The overall production is engaging and professional. Every character is decked out in a lavish costume with characters ranging from the aristocratic Marchesa to a 1920s-style flapper.
The two-tiered set works very well, with the upper circular stage tilted toward the audience in order to give us a bird’s eye view. The circular platforms were painted mottled shades of blue and this color was also used for the backdrop. Forming the main focal point of the stage was a large wooden moon. The man-size shaped orb was used cunningly throughout the performances. At various intervals, the projectionists cast images of the sea, waves lapping the island, the palazzo crumbling and other timely images with which to support the fabric of the story.

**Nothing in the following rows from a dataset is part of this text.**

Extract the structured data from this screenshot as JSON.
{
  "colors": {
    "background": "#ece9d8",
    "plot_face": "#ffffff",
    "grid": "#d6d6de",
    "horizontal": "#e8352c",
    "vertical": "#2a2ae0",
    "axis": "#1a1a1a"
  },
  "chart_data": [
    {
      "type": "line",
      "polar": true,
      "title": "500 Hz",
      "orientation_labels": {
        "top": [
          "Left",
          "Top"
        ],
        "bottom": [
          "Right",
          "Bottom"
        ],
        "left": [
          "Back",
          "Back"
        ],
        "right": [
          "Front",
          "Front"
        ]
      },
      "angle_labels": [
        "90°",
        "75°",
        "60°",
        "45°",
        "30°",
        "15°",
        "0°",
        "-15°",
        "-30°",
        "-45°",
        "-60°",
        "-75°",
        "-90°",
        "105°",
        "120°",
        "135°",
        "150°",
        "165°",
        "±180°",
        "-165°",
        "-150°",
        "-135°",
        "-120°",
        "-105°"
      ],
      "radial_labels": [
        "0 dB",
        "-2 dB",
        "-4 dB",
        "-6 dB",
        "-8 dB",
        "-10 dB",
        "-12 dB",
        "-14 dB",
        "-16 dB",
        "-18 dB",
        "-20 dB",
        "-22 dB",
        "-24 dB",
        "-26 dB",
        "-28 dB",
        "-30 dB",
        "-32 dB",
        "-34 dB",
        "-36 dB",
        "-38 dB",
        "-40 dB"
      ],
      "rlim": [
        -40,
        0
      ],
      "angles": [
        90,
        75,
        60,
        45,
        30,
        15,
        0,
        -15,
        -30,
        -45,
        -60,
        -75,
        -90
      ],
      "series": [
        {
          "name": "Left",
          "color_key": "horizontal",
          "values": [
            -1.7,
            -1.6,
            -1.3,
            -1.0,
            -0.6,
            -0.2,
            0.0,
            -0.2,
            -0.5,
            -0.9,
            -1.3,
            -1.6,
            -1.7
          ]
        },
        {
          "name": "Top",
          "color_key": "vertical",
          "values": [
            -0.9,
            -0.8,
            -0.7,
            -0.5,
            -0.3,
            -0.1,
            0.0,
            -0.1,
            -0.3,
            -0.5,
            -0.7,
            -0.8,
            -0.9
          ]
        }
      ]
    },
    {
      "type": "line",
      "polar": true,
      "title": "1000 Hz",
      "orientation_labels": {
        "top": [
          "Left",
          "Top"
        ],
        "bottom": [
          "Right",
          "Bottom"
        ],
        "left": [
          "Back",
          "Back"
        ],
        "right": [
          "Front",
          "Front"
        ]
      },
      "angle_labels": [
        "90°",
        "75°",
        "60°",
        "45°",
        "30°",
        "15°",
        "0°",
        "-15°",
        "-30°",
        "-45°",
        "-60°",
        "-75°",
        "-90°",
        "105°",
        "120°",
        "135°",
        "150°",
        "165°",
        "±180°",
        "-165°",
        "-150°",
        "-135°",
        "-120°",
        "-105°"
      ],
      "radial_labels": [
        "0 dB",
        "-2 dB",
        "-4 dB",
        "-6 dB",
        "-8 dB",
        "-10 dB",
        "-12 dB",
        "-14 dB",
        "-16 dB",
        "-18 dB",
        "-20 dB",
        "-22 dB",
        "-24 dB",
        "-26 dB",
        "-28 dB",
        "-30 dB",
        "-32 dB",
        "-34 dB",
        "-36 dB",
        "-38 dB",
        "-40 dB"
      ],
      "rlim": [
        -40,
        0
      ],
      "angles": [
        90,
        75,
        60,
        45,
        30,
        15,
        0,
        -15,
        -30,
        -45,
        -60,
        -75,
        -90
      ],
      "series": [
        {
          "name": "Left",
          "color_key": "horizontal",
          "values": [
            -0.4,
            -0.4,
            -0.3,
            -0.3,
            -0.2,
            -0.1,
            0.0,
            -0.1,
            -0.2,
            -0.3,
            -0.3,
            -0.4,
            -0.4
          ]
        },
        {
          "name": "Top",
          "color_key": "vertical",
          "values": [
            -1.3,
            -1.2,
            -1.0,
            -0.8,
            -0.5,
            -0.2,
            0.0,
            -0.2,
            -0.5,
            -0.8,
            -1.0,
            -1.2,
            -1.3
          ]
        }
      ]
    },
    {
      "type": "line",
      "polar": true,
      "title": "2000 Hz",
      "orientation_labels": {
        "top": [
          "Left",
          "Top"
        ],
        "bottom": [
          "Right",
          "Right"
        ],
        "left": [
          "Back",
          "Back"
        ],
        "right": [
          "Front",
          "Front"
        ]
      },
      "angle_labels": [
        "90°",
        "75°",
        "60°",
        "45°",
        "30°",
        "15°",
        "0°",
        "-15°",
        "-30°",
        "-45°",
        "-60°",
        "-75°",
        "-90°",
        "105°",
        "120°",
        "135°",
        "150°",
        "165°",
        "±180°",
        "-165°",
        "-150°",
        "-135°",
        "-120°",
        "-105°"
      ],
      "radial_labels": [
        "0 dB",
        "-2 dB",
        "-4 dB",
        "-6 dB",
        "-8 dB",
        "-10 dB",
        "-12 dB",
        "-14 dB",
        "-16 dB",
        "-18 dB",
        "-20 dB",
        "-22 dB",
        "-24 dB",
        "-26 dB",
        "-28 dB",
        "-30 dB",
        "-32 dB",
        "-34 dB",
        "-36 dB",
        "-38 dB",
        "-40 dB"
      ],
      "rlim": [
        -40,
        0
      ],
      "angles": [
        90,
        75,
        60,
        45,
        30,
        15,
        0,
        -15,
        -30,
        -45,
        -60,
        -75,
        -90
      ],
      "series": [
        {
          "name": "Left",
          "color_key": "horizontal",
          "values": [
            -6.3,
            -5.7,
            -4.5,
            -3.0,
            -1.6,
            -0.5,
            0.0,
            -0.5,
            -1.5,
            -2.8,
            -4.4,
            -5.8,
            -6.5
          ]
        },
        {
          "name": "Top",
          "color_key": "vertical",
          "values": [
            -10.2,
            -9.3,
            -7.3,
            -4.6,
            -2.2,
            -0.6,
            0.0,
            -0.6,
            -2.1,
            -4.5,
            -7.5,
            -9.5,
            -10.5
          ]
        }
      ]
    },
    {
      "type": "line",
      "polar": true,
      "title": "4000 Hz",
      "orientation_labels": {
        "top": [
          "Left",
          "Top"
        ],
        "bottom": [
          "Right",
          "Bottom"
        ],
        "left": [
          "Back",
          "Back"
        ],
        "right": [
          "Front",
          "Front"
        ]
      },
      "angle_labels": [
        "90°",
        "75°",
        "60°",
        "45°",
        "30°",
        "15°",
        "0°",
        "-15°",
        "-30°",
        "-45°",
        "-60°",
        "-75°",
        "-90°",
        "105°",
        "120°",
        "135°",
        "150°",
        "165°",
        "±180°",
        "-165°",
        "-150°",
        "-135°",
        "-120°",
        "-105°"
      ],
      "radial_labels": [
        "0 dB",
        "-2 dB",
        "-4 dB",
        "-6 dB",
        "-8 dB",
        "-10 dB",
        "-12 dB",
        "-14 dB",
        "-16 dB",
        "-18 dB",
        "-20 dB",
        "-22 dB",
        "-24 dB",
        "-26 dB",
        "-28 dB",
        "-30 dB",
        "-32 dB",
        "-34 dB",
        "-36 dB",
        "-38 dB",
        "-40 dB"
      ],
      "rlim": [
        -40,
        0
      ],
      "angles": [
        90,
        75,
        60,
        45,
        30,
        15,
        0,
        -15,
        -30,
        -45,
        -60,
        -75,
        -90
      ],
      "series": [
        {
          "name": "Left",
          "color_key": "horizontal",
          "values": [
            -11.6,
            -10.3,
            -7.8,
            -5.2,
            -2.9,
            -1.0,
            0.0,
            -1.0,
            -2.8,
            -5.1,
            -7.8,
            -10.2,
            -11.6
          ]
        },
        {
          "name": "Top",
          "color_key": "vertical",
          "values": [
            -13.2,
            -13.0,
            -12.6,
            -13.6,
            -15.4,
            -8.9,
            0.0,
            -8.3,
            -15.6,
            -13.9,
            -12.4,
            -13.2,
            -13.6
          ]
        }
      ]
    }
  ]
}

“A Full Moon in March” begins with two attendants dressed in silver coats and white shoes, a look that seems to embrace the eerie atmosphere of Kubrick’s “Space Odyssey 2001”. Artistic Director Rhodes said that the costume designer, Obie winner John Scheffler, avoided obviously Celtic imagery, opting instead for a pan-futuristic look, with a nod to the archetypical costume for the end of the world.
This piece involved fewer cast members, with only the aforementioned attendants, the Queen, her swineherd and a dancer.
The music was composed by Pulitzer Prize-winning composer John Harbison in 1977 and the libretto is from the W.B. Yeats’s play of the same name. This piece is august where the other was blithe and requires more concentration on the libretto. Again, Rhodes chose this piece for symbolic reasons.
She described Yeats as a mystic who was married for a time to a woman who channeled spirits. “He was influenced by Celtic legend and tried to understand the opposite forces in the universe,” she said. “It became clear that the play is a blood ritual of cleansing and rebirth, that the Queen is Mother Earth and the Swineherd is all of us, stuck in the muck.”
Rhodes is clearly comfortable with these themes, being an avid reader of physics and metaphysics, myth, legend and ancient writings.
The story revolves around a queen who promises herself to any worthy suitor. A filthy swineherd comes to seduce her and is beheaded. Both main roles are played excellently by mezzo-soprano Desiree Halac and baritone Dominic Inferrera, who infuse the right amount of intensity and urgency into their performances.
The music becomes increasingly dramatic and discordant as the meeting with Queen and swineherd disintegrates into chaos. While the plot line may leave a lot to be desired, it does sharpen the focus on the music, which seems to be in sympathy with the deranged mood of the queen.
In the most striking scene of this opera, dancer Kerry Stichweh takes center stage for a romp with the swineherd’s head. The music is hypnotic.
Composer Harbison wrote, “In Yeat’s astrological-metaphysical system the moon has a special place in Phase 15, a phase of complete and unexplainable beauty, where unity can be achieved and opposites unite.”
It is not quite clear whether the audience appreciated the lofty sentiments behind the production but they certainly understood the value of top-rate performances by singers, dancers and musicians alike.